Before I close today’s blog entry, I wanted to report that a representative of TA Travel Centers called me yesterday to discuss the problem we had at their Kingman location earlier this week. I’m happy to report that my money has been credited back to my bank account, and the gentleman is even sending me a gift certificate for our time and trouble. I told him that wasn’t necessary, that I just wanted the problem resolved, but he insisted that it was necessary, as compensation for our inconvenience. He also assured me that the employees at the truck stop will have some remedial training in customer service and company policy. So even though we had an issue, to TA’s credit, they did handle it for us, which I appreciate.

Thought For The Day – A frog in a well does not know the great sea.

Elkhart Is Alive And Well

Posted on June 9th, 2009 by by Administrator

We have been hearing all winter that with all of the RV factories closing down and taking their support businesses with them, Elkhart, Indiana has turned into a virtual ghost town. If you would believe the national news media (and who doesn’t take everything they say as gospel?), Elkhart’s streets are lined with empty storefronts and closed up shops.

Judging by what we have seen since we’ve been here, the news of Elkhart’s death has been greatly exaggerated, to paraphrase the great orator Mark Twain.

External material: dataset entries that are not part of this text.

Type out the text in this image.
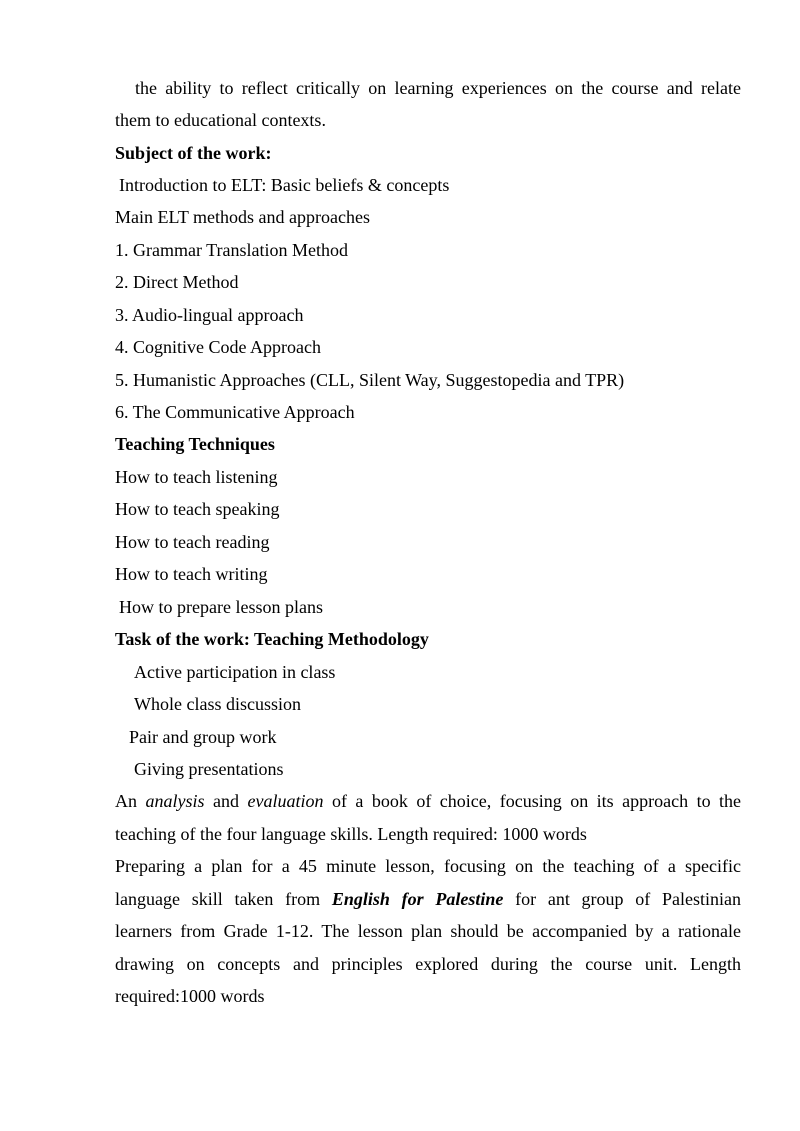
the ability to reflect critically on learning experiences on the course and relate
them to educational contexts.
Subject of the work:
Introduction to ELT: Basic beliefs & concepts
Main ELT methods and approaches
1. Grammar Translation Method
2. Direct Method
3. Audio-lingual approach
4. Cognitive Code Approach
5. Humanistic Approaches (CLL, Silent Way, Suggestopedia and TPR)
6. The Communicative Approach
Teaching Techniques
How to teach listening
How to teach speaking
How to teach reading
How to teach writing
How to prepare lesson plans
Task of the work: Teaching Methodology
Active participation in class
Whole class discussion
Pair and group work
Giving presentations
An analysis and evaluation of a book of choice, focusing on its approach to the
teaching of the four language skills. Length required: 1000 words
Preparing a plan for a 45 minute lesson, focusing on the teaching of a specific
language skill taken from English for Palestine for ant group of Palestinian
learners from Grade 1-12. The lesson plan should be accompanied by a rationale
drawing on concepts and principles explored during the course unit. Length
required:1000 words
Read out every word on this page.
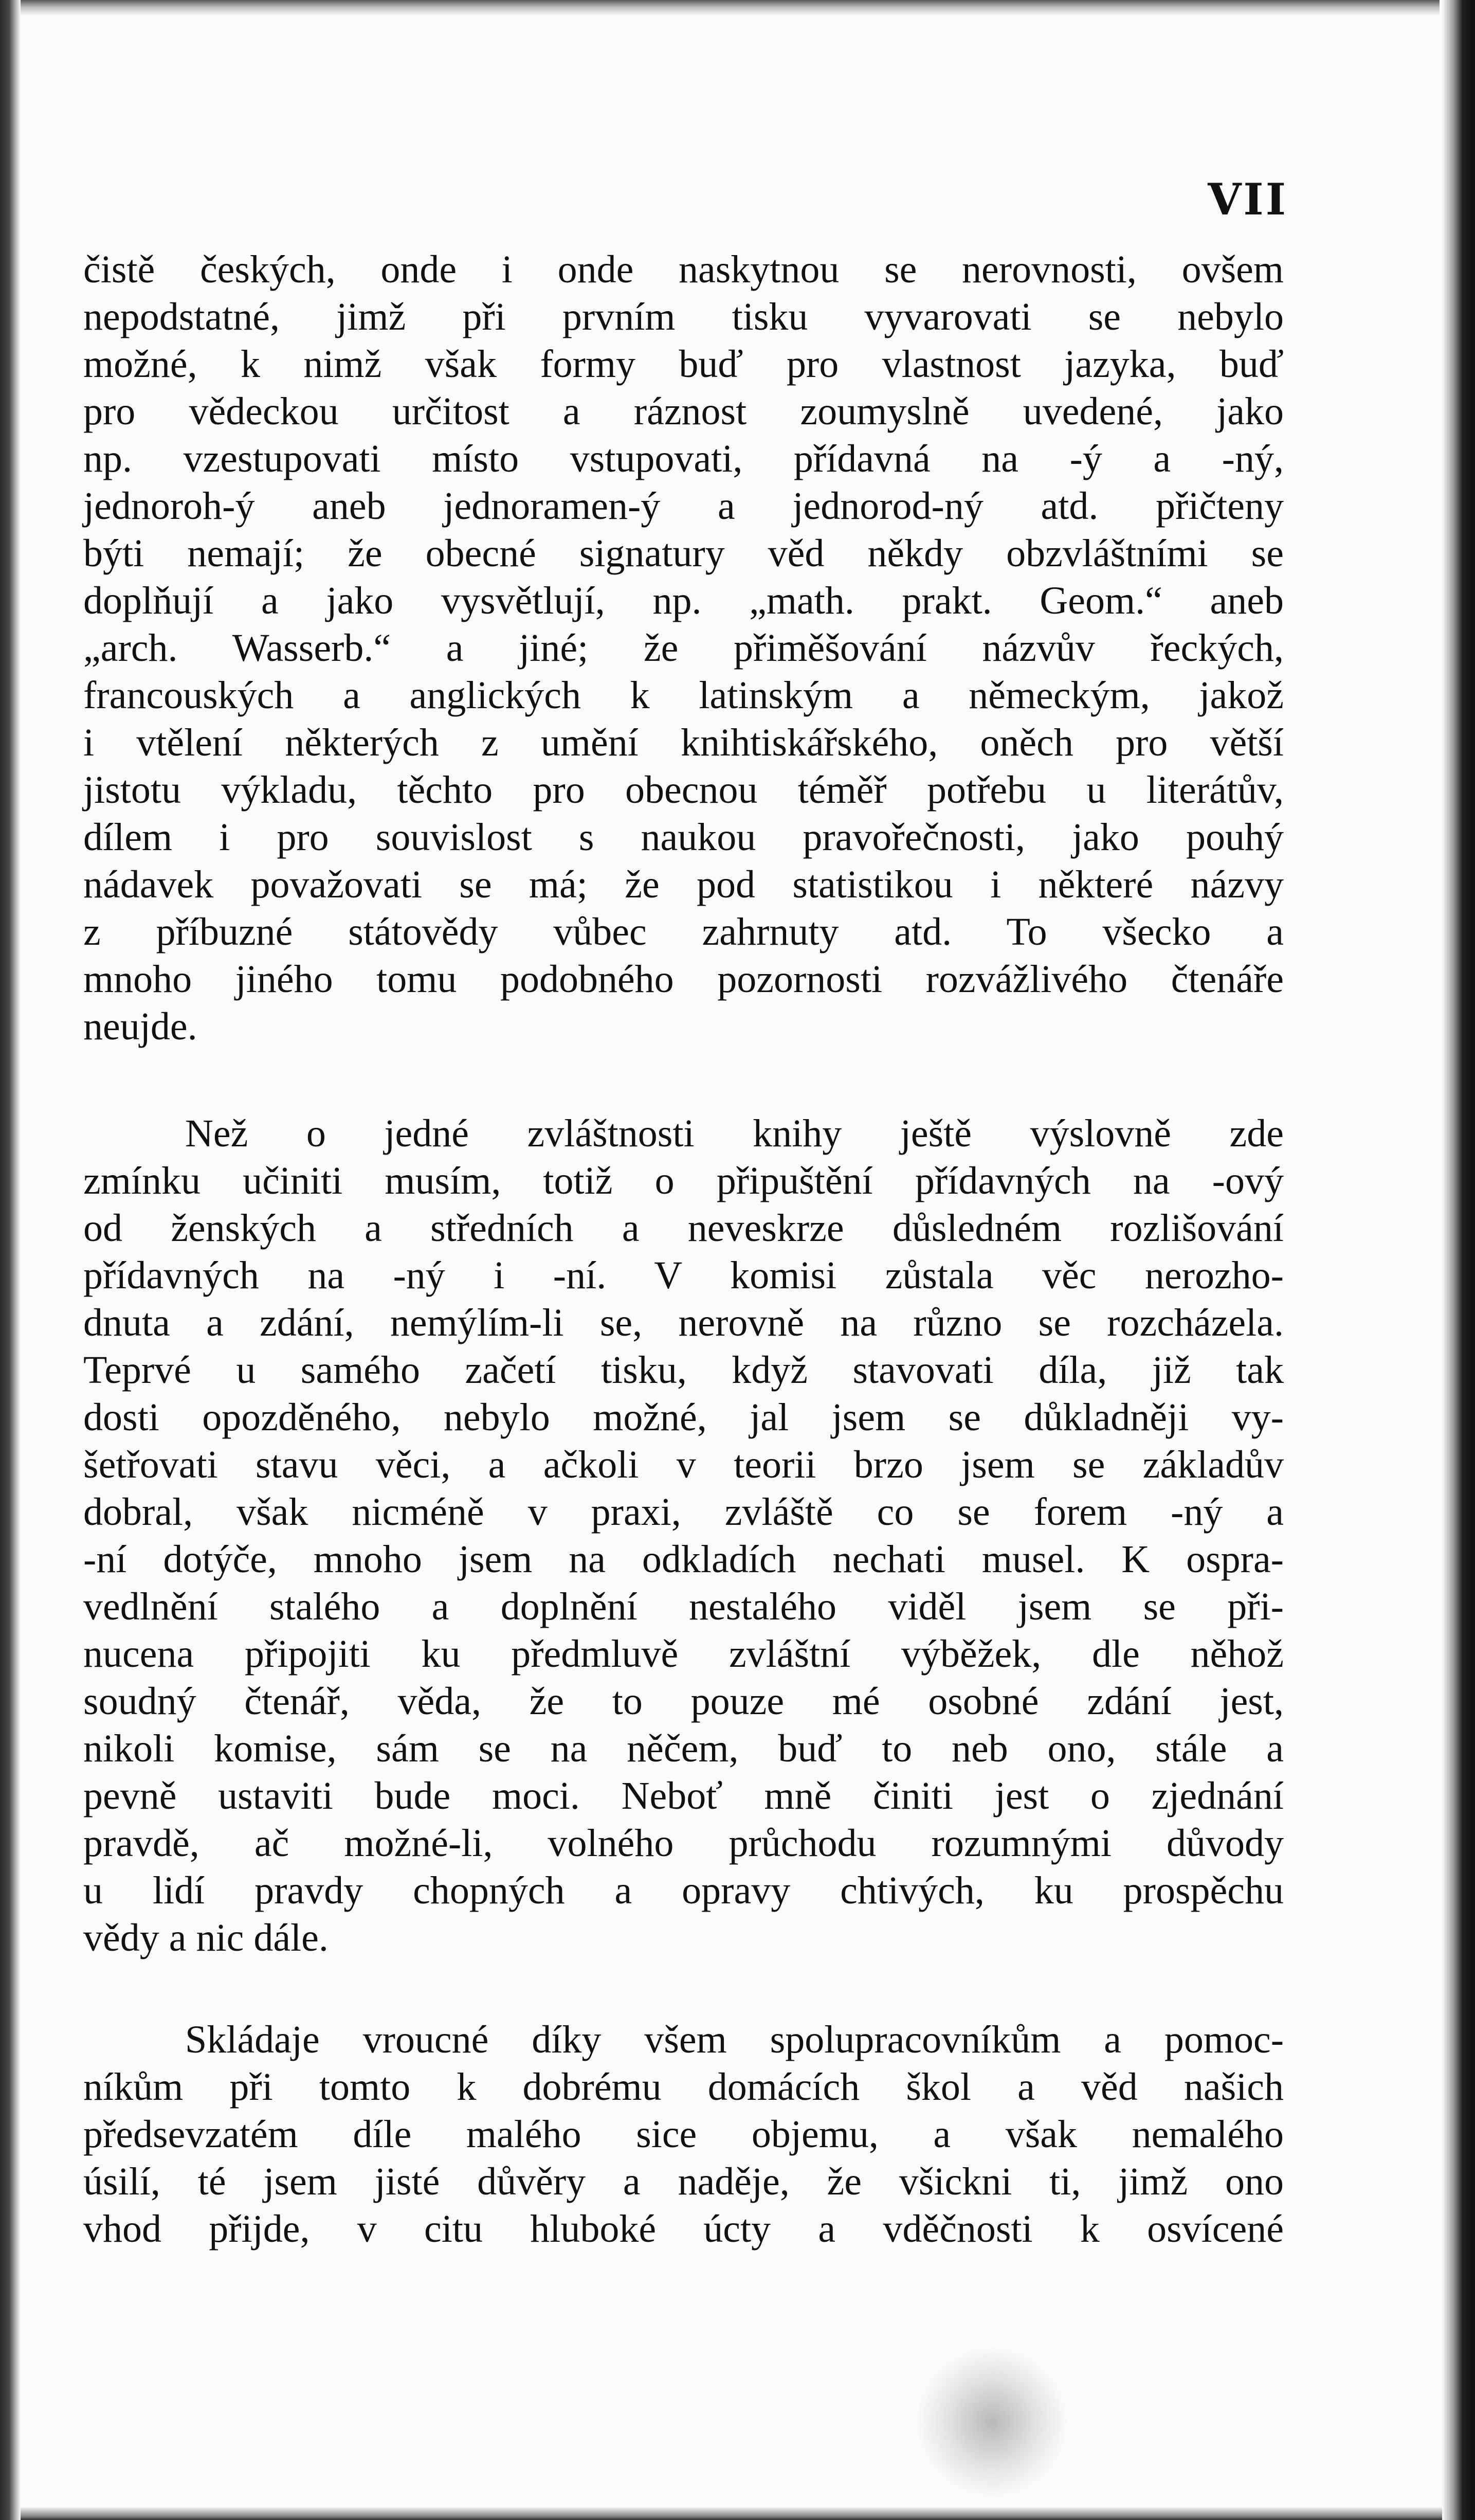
VII
čistě českých, onde i onde naskytnou se nerovnosti, ovšem
nepodstatné, jimž při prvním tisku vyvarovati se nebylo
možné, k nimž však formy buď pro vlastnost jazyka, buď
pro vědeckou určitost a ráznost zoumyslně uvedené, jako
np. vzestupovati místo vstupovati, přídavná na -ý a -ný,
jednoroh-ý aneb jednoramen-ý a jednorod-ný atd. přičteny
býti nemají; že obecné signatury věd někdy obzvláštními se
doplňují a jako vysvětlují, np. „math. prakt. Geom.“ aneb
„arch. Wasserb.“ a jiné; že přiměšování názvův řeckých,
francouských a anglických k latinským a německým, jakož
i vtělení některých z umění knihtiskářského, oněch pro větší
jistotu výkladu, těchto pro obecnou téměř potřebu u literátův,
dílem i pro souvislost s naukou pravořečnosti, jako pouhý
nádavek považovati se má; že pod statistikou i některé názvy
z příbuzné státovědy vůbec zahrnuty atd. To všecko a
mnoho jiného tomu podobného pozornosti rozvážlivého čtenáře
neujde.
Než o jedné zvláštnosti knihy ještě výslovně zde
zmínku učiniti musím, totiž o připuštění přídavných na -ový
od ženských a středních a neveskrze důsledném rozlišování
přídavných na -ný i -ní. V komisi zůstala věc nerozho-
dnuta a zdání, nemýlím-li se, nerovně na různo se rozcházela.
Teprvé u samého začetí tisku, když stavovati díla, již tak
dosti opozděného, nebylo možné, jal jsem se důkladněji vy-
šetřovati stavu věci, a ačkoli v teorii brzo jsem se základův
dobral, však nicméně v praxi, zvláště co se forem -ný a
-ní dotýče, mnoho jsem na odkladích nechati musel. K ospra-
vedlnění stalého a doplnění nestalého viděl jsem se při-
nucena připojiti ku předmluvě zvláštní výběžek, dle něhož
soudný čtenář, věda, že to pouze mé osobné zdání jest,
nikoli komise, sám se na něčem, buď to neb ono, stále a
pevně ustaviti bude moci. Neboť mně činiti jest o zjednání
pravdě, ač možné-li, volného průchodu rozumnými důvody
u lidí pravdy chopných a opravy chtivých, ku prospěchu
vědy a nic dále.
Skládaje vroucné díky všem spolupracovníkům a pomoc-
níkům při tomto k dobrému domácích škol a věd našich
předsevzatém díle malého sice objemu, a však nemalého
úsilí, té jsem jisté důvěry a naděje, že všickni ti, jimž ono
vhod přijde, v citu hluboké úcty a vděčnosti k osvícené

While we were out running some errands yesterday, we drove many of the streets we are familiar with, and we saw two storefronts that have closed since we were here last year. One was a truck and van accessory shop, in a building where we have seen small many businesses come and go over the years, and the other was a showroom that last had a small independent RV dealership as a tenant.

Meanwhile, we saw two or three new businesses that have opened since we left last September, and the established businesses we drove past all had busy parking lots. Elkhart Campground seems just as busy as always, and owner Bob Patel told me that they have not seen a dramatic downturn. So if you are coming through the area, stop in and stay a while. Elkhart is alive and well.  

Yesterday Terry was still not feeling much better, so we went to the MedPoint Express care center at one of the Martins Supermarkets here in Elkhart. The MedPoint Express centers have a nurse practioner on duty for non-emergency medical issues such as colds, flu, and such. After examining Terry, the nurse practioneer told her she has a serious ear and upper respiratory infection along with the flu, and prescribed amoxicillin for the ear infection and a cough suppressant. We were impressed to learn that the pharmacy at Martins does not charge for antibiotics if a customer has one of their free customer courtesy cards. 

As proof that paybacks will get you every time, it seems like the cold I had at Escapade and gave to Terry has come full circle and nailed me again. I spent most of yesterday coughing and sucking on Ricola throat lozenges.

Back at the bus, I gave a telephone interview to a very nice young woman from Pineapple Publications. She is writing a book on self-publishing on a budget and will be using some articles I have on my Publishing4Profit website. We covered everything from blogging to why I concentrate on writing and self-publishing non-fiction instead of fiction.

Actually, I wrote a couple of mystery novels back in the late 1970s that were published. By the time I wrote and re-wrote them to meet the publisher’s demands, and my agent got her slice, I made almost half of what I would have if I had put the same time into working behind the counter at a fast food restaurant.

I’ve got a couple of other mysteries sitting on my computer’s hard drive that I wrote a few years back, just for fun, but they’ll probably never see the light of day. Unless you get very, very lucky, you’re not going to become the next Stephen King or John Grisham, and I know I’m darned sure never going to be that lucky. I’ll stick with being a hack and doing what I do best.

Thought For The Day – Old age is when former classmates are so gray and wrinkled and bald they don’t recognize you.